In response to a previous storey, a US administration official said on Thursday that the country’s inability to eliminate tariffs on UK steel and aluminium had nothing to do with worries about post-Brexit trade regulations impacting Northern Ireland.

In 2018, former US President Donald Trump imposed 25% and 10% tariffs on steel and aluminium imports from the European Union. The tariffs were removed in October of this year, but they remain in force due to Britain’s withdrawal from the EU.

According to the Financial Times, trade discussions have come to a halt due to US congressional worries over British threats to postpone elements of the Brexit deal relating to Northern Ireland.

However, a US official who did not want to be identified contradicted that version, claiming there was no relationship between the difficulties and refusing to elaborate.

According to sources in the Biden administration, negotiations on the topic are underway.
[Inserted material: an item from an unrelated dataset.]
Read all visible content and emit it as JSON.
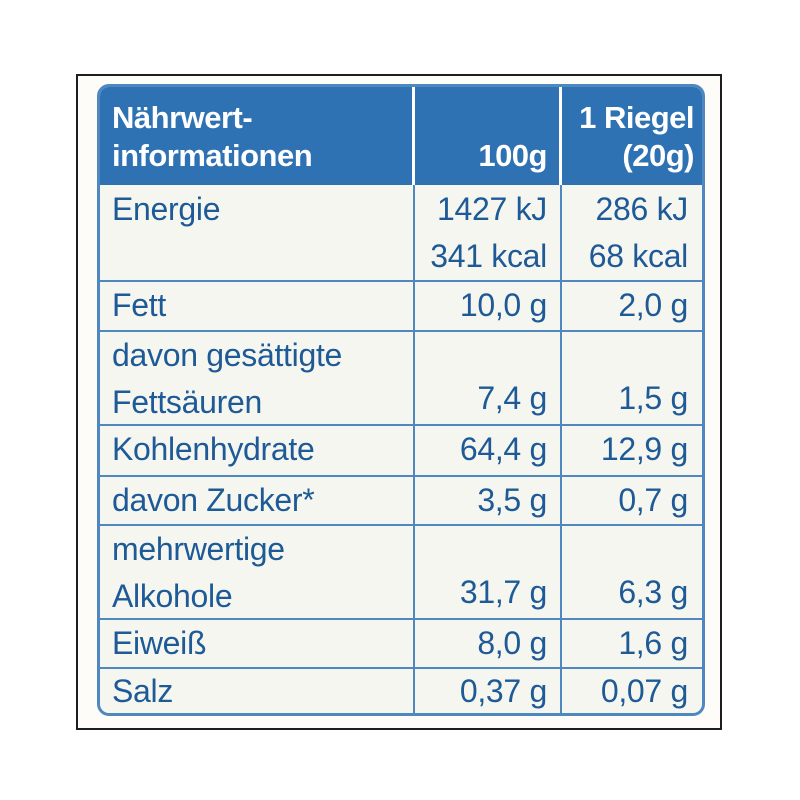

They are also concerned that a conflict between London and Brussels over the execution of the 2020 Brexit deal may jeopardise the Good Friday Agreement, which essentially ended three decades of bloodshed in Northern Ireland.

Speaker of the United States House of Representatives Nancy Pelosi warned in September that if the Northern Ireland peace accord were broken, there would be no post-Brexit trade pact with Washington.

“I think it’s important not to conflate those two issues,” a spokeswoman for Prime Minister Boris Johnson said.

“On steel tariffs, we are working closely with the Biden administration. It’s encouraging they are taking steps to de-escalate the issue, and we are very focused on agreeing a resolution that removes damaging tariffs,” He told reporters.

Northern Ireland’s reservations “will in no way affect the UK’s approach,” according to the UK’s trade department, since “significant changes” are required in the protocol that oversees goods flow into the province.

The Northern Ireland Protocol, which was accepted as part of the United Kingdom’s “Brexit” departure from the European Union, was established to avoid a hard border between Northern Ireland and EU member Ireland.

It effectively preserves the UK-run territory in the EU’s customs union and single market for goods.